Il y a 3 ans, lors de ma découverte du Prado, j’avais été effrayée par l’endogamie de la famille royale espagnole ainsi que par le nombre de mariages contractés par les rois, les reines mourant souvent en couche. Philippe II d’Espagne épouse ainsi successivement 4 femmes.

Cette exposition montre de façon criante la ressemblance entre ces souverains qui, à force d’épouser leur nièce, finissent par avoir un coté « fin de race ».

Ainsi Philippe IV épouse, à la mort de sa femme âgée de plus de 40 ans, Marianne d’Autriche, destinée à son fils décédé auparavant (vous me suivez ?). Ladite Marianne était plus jeune de 29 ans que son oncle-roi-mari et plus âgée de 4 ans que la fille du roi, sa cousine, Marie-Thérèse, qui épouse Louis XIV.

Une pièce de l’exposition est consacrée aux 2 cousines qui se ressemblent énormément : mêmes cheveux clairs frisés, forme du visage similaire.

Les enfants de Marianne et Philippe IV, l’infante Marguerite des Menines, Felipe et Carlos II sont également peints d’une façon nouvelle dans l’art du portrait officiel.
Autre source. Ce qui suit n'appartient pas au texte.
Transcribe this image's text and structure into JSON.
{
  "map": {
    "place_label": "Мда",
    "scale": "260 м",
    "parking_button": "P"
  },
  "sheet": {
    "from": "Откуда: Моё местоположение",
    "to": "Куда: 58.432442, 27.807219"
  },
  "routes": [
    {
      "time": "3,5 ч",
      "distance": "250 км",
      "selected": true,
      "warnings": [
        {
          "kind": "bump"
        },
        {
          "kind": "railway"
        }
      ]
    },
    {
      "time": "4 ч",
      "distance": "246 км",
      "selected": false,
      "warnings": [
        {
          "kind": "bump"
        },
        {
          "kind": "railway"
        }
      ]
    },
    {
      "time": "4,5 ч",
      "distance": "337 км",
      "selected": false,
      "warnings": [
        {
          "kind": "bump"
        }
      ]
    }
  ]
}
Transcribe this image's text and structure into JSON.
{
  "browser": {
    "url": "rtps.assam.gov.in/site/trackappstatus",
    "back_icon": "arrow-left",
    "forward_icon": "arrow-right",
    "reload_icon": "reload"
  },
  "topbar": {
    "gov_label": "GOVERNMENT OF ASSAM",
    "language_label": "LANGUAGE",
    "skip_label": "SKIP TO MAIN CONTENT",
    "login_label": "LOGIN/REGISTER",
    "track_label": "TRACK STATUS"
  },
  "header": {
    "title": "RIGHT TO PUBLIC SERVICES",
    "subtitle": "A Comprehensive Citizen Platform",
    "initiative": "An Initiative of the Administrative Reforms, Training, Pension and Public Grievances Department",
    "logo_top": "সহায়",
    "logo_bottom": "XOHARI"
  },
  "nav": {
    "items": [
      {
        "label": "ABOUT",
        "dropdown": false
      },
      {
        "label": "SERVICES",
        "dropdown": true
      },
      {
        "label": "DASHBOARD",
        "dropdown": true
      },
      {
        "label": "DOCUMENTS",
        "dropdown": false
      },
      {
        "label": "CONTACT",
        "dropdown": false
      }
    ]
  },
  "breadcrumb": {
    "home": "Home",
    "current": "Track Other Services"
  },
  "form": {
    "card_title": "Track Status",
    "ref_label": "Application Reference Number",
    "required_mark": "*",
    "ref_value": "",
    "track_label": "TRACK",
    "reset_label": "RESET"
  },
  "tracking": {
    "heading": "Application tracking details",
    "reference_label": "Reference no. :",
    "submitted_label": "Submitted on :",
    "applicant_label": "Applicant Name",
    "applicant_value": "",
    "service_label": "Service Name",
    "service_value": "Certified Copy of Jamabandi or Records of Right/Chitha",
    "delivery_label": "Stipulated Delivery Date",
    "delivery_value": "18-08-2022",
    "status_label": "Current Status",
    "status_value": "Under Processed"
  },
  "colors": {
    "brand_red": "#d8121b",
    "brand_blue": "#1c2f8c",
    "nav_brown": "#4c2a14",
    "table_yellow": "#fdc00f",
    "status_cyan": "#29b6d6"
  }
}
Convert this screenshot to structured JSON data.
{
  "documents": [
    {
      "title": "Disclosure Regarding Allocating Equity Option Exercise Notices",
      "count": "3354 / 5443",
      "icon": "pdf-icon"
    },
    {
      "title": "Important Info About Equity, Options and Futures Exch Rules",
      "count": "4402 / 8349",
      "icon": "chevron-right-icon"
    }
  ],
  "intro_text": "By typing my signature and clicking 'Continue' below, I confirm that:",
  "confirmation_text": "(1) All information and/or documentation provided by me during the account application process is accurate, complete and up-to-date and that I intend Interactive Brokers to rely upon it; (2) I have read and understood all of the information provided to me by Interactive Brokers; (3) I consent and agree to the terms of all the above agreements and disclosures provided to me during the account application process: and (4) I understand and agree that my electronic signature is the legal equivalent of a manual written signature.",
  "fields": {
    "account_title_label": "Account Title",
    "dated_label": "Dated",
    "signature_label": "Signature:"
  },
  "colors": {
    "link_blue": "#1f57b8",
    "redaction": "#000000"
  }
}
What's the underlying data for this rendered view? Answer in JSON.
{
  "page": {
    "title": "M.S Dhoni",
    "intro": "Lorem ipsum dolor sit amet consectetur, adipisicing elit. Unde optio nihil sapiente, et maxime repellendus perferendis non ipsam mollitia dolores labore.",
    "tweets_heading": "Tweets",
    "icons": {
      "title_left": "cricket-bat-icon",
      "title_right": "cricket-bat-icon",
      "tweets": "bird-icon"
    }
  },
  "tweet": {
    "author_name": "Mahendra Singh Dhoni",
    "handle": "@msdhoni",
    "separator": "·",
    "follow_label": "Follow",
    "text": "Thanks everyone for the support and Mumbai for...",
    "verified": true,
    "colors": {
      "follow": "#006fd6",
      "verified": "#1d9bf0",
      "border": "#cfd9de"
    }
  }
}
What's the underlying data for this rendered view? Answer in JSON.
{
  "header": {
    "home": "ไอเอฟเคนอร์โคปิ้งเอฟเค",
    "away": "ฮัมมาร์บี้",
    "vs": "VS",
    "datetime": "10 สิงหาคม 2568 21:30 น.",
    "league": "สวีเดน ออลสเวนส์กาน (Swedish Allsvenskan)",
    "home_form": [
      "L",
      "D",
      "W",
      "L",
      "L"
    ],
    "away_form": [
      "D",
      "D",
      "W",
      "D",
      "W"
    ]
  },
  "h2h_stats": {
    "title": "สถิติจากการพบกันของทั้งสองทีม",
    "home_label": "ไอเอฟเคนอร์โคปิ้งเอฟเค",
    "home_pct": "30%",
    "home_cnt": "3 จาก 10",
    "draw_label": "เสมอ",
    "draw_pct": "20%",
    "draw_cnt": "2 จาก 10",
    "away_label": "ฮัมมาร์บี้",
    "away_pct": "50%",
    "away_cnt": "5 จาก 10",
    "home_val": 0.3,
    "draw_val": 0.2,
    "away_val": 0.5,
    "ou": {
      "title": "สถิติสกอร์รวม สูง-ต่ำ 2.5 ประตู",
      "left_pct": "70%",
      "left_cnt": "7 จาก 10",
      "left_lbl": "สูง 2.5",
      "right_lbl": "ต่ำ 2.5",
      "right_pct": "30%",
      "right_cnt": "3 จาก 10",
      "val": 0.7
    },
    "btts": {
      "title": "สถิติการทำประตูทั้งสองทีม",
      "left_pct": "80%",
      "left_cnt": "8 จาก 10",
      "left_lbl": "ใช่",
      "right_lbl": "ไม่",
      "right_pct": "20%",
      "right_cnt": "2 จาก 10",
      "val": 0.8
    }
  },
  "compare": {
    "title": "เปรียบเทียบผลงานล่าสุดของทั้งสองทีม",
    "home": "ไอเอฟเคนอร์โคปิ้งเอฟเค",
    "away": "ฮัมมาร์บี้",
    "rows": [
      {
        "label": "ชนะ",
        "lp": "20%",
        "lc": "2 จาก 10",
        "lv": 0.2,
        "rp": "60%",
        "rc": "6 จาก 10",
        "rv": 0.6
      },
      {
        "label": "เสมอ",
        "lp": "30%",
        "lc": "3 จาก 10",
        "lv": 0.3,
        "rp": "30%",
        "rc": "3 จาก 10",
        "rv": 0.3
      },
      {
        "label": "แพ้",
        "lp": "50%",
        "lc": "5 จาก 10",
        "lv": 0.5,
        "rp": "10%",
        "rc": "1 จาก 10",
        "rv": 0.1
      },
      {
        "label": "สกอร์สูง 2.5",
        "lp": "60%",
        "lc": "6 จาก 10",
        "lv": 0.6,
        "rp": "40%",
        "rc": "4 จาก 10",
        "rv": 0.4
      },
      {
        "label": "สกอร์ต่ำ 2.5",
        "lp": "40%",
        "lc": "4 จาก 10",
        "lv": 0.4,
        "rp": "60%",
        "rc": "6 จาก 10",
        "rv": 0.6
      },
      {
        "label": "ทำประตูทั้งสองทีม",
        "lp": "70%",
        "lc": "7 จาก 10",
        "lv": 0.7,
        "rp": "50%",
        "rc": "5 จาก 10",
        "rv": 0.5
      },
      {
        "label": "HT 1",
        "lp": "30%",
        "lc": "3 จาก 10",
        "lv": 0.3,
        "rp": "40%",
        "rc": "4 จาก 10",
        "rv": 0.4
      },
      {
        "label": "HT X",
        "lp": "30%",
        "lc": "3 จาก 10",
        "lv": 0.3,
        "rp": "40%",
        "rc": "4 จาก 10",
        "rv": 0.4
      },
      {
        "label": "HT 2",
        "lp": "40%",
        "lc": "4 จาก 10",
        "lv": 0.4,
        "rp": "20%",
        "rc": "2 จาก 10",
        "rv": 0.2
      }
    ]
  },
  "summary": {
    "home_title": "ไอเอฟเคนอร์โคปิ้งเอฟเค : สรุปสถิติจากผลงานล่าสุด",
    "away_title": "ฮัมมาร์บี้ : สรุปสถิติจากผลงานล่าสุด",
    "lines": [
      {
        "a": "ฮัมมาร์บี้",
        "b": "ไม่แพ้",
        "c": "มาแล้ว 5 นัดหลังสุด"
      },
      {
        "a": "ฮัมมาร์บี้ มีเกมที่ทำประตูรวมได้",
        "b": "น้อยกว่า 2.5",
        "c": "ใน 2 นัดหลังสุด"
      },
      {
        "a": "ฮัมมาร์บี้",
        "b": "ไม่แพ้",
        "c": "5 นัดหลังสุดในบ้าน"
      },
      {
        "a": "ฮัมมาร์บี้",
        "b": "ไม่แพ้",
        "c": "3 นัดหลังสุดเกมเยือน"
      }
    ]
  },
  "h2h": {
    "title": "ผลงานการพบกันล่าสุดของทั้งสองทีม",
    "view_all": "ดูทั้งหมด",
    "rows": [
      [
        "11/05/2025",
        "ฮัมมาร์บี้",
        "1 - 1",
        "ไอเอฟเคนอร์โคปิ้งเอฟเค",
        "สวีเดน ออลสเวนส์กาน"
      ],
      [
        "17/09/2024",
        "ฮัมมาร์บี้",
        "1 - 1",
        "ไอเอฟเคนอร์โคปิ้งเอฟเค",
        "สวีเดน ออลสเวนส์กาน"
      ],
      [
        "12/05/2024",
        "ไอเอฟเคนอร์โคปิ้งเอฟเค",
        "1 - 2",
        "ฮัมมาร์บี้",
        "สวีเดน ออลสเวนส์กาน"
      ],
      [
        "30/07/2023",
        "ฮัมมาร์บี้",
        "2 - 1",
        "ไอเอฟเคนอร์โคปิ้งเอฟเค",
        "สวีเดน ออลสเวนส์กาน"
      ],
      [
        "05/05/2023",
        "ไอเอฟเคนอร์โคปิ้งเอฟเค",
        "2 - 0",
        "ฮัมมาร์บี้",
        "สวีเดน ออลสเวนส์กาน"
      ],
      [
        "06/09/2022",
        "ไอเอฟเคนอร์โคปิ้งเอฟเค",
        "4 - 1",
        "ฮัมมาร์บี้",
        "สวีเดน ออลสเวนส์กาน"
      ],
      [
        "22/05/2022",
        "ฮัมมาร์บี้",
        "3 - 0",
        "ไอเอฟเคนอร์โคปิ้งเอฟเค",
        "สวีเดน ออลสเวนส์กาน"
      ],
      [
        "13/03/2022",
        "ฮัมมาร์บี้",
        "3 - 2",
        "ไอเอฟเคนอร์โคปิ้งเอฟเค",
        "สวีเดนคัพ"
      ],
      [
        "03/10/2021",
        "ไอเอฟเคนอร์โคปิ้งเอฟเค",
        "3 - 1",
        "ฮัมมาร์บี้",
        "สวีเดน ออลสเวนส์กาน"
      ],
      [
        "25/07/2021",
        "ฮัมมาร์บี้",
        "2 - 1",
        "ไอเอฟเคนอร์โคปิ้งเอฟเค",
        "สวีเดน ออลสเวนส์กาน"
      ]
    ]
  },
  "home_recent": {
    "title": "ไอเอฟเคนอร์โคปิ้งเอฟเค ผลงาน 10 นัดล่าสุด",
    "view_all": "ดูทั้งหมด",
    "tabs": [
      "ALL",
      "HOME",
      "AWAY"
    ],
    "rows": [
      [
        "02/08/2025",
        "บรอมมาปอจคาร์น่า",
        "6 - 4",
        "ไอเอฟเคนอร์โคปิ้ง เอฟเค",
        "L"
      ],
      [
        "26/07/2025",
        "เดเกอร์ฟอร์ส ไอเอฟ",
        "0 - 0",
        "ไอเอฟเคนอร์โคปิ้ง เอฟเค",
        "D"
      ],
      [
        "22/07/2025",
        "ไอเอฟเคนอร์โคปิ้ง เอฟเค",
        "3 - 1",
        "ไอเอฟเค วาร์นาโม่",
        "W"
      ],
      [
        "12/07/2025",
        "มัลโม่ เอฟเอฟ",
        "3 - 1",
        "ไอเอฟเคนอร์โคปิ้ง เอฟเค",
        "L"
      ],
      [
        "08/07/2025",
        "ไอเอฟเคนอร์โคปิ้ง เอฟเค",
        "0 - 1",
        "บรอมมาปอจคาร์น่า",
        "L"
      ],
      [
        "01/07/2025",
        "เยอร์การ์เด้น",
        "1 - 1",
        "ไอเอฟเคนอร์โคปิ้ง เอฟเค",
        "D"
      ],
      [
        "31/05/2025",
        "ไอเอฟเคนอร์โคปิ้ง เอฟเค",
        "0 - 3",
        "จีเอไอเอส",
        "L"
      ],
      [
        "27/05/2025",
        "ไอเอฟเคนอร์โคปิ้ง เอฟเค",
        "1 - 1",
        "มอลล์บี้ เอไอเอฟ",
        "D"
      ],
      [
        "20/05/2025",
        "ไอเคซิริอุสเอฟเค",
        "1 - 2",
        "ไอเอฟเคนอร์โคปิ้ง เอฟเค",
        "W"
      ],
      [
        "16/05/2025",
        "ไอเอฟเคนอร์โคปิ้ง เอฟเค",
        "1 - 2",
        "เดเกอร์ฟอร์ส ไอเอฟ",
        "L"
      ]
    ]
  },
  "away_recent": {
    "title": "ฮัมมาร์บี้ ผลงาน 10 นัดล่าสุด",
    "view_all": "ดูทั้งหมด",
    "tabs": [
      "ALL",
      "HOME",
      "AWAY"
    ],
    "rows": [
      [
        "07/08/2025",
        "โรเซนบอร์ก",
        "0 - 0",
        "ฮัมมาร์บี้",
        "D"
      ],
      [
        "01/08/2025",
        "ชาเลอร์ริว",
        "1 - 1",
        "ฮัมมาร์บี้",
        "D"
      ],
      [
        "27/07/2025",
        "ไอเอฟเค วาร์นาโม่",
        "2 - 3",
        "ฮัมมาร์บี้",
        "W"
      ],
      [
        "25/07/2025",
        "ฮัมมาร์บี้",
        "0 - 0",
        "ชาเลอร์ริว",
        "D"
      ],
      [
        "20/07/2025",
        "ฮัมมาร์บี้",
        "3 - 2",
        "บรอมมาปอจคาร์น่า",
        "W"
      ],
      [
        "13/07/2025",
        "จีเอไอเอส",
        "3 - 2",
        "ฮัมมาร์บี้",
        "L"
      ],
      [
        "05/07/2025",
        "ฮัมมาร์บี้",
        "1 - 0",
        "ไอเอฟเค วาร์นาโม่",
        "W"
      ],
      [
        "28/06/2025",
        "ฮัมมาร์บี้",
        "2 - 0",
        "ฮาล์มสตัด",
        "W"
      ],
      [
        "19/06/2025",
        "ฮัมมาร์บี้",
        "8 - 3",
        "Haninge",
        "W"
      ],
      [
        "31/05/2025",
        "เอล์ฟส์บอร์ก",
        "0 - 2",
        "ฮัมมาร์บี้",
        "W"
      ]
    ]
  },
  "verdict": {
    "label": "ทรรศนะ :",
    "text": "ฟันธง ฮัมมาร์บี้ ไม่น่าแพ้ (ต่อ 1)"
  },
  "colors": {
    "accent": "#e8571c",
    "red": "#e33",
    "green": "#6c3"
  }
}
L'Infante_Marguerite_-_Diego_Velasquez

La belle infante meurt à 22 ans après avoir épousé son oncle; le jeune Felipe décède enfant. Quant à Carlos II dont sa mère assure la régence, à la mort du Roi, jusqu’à l’âge de ses 14 ans, il parait bien pâle et gringalet (pour rester poli)…

Le dernier tableau, magnifique, d’une jeune femme blonde habillée de noir, a longtemps été considéré comme celui de Marie Thérèse, épouse de Louis XIV, puis de Marianne. Il apparaît aujourd’hui comme représentant l’infante Margueritte après le décès de son père. Endogamie quand tu nous tiens…

Une très belle exposition qui montre l’évolution du portrait de cour, mais qui effraie sur la place de la femme, monnaie d’échange dynastique. Une politique matrimoniale qui se poursuit puisque au XVIII°s Goya peint la famille de Charles IV où les mariages oncle – nièce continuent…

1 comments on “Velázquez et la famille de Philippe IV au Prado ou les femmes comme monnaie d’échange dynastique”

  1. Grâce à ce billet je viens de comprendre l’expression « le choix du Roi » lorsqu’un couple attend une petite fille après avoir eu un garçon… Ça fait réfléchir… Merci!